Como a Airbus está ajudando os operadores de helicópteros da linha de frente no combate a COVID-19

França – O vice-presidente executivo de Suporte ao Cliente e Serviços da Airbus Helicopters, Christoph Zammert, falou como a empresa está ajudando os operadores de helicóptero que estão na linha de frente do combate à pandemia de COVID-19. Confira!

Christoph Zammert

Christoph Zammert.

Desde o início fiquei impressionado com o modo em que nossos operadores de helicóptero enfrentaram o desafio de combater a mais ampla crise de saúde que atingiu o planeta nos tempos modernos. Sejam Serviços de Emergência Médicas (EMS), Polícia, Busca e Salvamento (SAR) ou organizações militares, eles têm um único objetivo em mente: salvar vidas, todos os dias.

Como fabricante, é nossa responsabilidade fornecer os serviço necessários para manter suas operações em funcionamento, como suporte técnico e logístico, além de ajudá-los a encontrar novas soluções para proteger a saúde de seus pilotos e tripulações.

Protegendo pilotos e tripulações de helicópteros

Desde o início, colaboramos com a EASA e com a Associação Europeia de Helicópteros (EHA), fornecendo apoio e recomendações. Mais recentemente, criamos uma equipe dedicada de especialistas em serviços aeromédicos para fornecer consultoria eficiente aos clientes que trabalham na linha de frente.

Também encontramos oportunidades de fazer parcerias com operadores, fornecedores e reguladores para disponibilizar soluções que protegem pilotos e equipes da contaminação, permitindo a eliminação ou redução do tempo-resposta para a desinfecção do helicóptero após o transporte de um paciente COVID-19. Os dispositivos de isolamento de paciente (PID), coberturas transparentes (B.R.A.V.E) e capas protetoras surgiram como soluções de separação de cabine/cockpit, além das diretrizes para desinfecção, entre outros.

A Helibras ajudou a adaptar um PID fabricado por um fornecedor local para a pequena cabine do H125.

Um bom exemplo disso, foi nossa subsidiária no Brasil (Helibras), que recentemente ajudou a adaptar um PID fabricado por um fornecedor local para a pequena cabine do H125. O PID é o tipo mais sofisticado de unidade de proteção disponível, pois mantém o paciente isolado e elimina a necessidade de desinfecção.

A instalação foi testada por operadores com vasta experiência em missões EMS e com o acompanhamento de profissionais da Agência Nacional de Aviação Civil (ANAC) do Brasil, foi autorizado o seu uso em todos os tipos de helicópteros.
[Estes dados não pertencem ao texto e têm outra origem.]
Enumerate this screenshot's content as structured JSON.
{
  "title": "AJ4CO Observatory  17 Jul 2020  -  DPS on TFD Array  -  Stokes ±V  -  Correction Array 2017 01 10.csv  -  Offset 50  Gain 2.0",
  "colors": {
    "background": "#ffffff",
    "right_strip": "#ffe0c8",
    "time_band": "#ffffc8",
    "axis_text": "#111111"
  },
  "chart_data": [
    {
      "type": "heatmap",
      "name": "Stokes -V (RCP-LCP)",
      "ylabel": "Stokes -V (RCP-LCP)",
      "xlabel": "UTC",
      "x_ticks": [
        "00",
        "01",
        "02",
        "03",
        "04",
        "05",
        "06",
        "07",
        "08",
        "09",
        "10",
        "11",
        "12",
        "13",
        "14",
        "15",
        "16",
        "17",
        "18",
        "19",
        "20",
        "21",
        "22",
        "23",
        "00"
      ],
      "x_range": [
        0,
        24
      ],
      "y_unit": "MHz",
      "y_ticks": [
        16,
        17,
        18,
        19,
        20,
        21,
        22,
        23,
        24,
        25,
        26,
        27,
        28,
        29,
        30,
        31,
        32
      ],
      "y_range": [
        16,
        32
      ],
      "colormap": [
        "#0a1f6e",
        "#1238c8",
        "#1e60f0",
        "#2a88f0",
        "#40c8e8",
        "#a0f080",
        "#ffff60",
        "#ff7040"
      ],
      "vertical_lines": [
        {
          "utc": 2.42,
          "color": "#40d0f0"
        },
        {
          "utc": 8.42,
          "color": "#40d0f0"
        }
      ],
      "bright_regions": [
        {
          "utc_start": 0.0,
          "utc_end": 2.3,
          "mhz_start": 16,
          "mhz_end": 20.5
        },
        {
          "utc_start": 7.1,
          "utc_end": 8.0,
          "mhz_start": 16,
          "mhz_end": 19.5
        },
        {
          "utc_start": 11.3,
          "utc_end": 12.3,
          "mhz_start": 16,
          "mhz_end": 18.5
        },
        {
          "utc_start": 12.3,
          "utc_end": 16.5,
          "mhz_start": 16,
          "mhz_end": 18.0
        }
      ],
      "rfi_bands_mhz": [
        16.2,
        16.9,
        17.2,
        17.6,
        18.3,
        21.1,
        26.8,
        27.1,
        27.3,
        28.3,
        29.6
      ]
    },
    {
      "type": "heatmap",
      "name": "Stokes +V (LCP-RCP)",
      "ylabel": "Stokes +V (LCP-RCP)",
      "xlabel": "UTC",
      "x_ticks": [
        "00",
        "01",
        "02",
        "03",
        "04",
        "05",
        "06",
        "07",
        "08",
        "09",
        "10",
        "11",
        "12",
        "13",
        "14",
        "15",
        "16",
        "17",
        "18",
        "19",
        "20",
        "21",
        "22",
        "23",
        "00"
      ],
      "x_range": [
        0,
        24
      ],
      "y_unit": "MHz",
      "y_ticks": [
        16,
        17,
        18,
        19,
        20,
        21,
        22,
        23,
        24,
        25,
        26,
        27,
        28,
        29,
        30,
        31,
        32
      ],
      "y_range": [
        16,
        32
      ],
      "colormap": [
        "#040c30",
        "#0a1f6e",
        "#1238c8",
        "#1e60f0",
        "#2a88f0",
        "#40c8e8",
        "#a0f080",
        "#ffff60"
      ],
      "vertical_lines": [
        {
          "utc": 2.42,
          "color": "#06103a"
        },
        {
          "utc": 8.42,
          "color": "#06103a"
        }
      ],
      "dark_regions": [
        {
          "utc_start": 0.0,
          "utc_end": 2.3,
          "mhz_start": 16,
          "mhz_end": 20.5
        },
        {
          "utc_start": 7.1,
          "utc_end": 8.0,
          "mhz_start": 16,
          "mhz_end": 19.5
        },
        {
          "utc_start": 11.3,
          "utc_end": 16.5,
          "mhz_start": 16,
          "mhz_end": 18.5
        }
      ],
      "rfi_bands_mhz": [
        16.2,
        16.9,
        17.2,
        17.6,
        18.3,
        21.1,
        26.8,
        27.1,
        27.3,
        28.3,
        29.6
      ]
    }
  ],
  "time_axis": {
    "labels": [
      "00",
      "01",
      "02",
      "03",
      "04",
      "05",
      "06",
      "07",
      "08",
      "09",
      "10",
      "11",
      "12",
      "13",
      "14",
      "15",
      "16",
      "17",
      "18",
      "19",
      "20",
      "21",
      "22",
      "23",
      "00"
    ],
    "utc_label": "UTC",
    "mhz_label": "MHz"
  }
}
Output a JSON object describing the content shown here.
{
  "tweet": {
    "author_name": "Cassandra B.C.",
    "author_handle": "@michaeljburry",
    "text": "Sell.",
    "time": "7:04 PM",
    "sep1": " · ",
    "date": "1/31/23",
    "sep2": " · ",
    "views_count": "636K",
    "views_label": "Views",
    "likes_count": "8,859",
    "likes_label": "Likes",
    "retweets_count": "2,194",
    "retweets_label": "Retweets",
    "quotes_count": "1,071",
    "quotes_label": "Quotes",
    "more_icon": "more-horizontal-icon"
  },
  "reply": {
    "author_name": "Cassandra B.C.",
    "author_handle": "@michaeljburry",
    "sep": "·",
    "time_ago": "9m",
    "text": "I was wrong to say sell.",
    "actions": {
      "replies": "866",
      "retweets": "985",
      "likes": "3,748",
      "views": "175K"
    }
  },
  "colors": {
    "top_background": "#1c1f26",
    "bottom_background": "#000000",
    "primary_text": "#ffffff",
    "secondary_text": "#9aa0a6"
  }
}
O dispositivo é produzido de acordo com as normas internacionais por um fornecedor local, responsável por sua aprovação junto às autoridades de saúde.

Além disso, a DRF Luftrettung já equipou seis de seus helicópteros H145 com o Epishuttle, com outros cinco em breve. No total, o operador transportou mais de 100 pacientes COVID-19, principalmente transportes inter-hospitalares.

Na mesma linha, firmamos parceria com a Airbus Foundation, a Fundação Francesa de Medicina (FAM) e a operadora Babcock para apoiar a certificação das unidades de proteção B.R.A.V.E COVID-19 lideradas pelo CHU Dijon Bourgogne e uma empresa francesa local, Bache 21, para uso em helicópteros H135.

YouTube player

Essa cobertura transparente pode ser instalada na metade superior de uma maca para proteger os pilotos e a tripulação e reduzir o tempo de desinfecção, o que significa mais transportes por dia. Vinte e quatro delas já estão em uso pelo SAMU francês, com mais cinco encomendadas. E estamos trabalhando ativamente com autoridades de outros países na esperança de tornar essa solução mais amplamente disponível.

Da mesma forma, vimos um número maior de clientes instalando capa para separação da cabine/cockpit a fim de proteger os pilotos. Em abril, já tínhamos identificado e comunicado opções disponíveis nos mercados locais para o H135 e H145 e para a frota AS332/H225. Desde então, novas soluções foram apresentadas para os AS365, H155, H175, H125, BO105 e BK117. Os clientes que estão voando com essas capas de separação incluem a Heli Áustria e a Lotnicze Pogotowie Ratunkowe (Serviço Aeromédico da Polônia).

O poder da análise de dados para operadores de helicópteros

Com as operações sendo realizadas até o limite, ajudar os clientes a gerenciar melhor suas frotas por meio da análise de dados já é uma realidade. Durante a crise do COVID-19, ajudamos nossos operadores de EMS a transferir seus dados sem problemas do local de operações para a plataforma de dados da Airbus Helicopters.

Acompanhando essa transferência de dados, está o aplicativo Fleet Monitoring, disponível no portal de clientes colaborativos da AirbusWorld. Este serviço de análise de dados fornece visões gerais do voo e seus parâmetros.

Para clientes aeromédicos como a Hungarian Air Ambulance e HTM Helicopters, nossos especialistas analisaram seus dados diariamente nas primeiras semanas da crise, aliviando a carga de trabalho de análise de dados em 70%, permitindo que se concentrassem inteiramente em salvar vidas.

Nosso aplicativo Flight Analyzer está no centro dessas análises, processando automaticamente dados de voo e detectando possíveis incidentes antes que eles levem a possíveis acidentes. Todos esses dados estavam disponíveis para nossas equipes de suporte técnico, garantindo que, quando recebessem uma consulta do cliente, tivessem os dados mais recentes na ponta dos dedos.

Ainda há muito a ser feito, mas, graças às iniciativas ágeis e à colaboração entre operadores, reguladores e fabricantes, conseguimos tomar medidas rápidas para responder às necessidades de nossos clientes e, ao mesmo tempo, garantir a segurança de nossos funcionários e pacientes. Esperamos continuar com esse suporte.

Helicópteros provam ser grandes aliados no combate à pandemia de COVID-19

EDUARDO ALEXANDRE BENI

Flexibilização de algumas regras, sem afetar a segurança, viabilizaram operações de socorro.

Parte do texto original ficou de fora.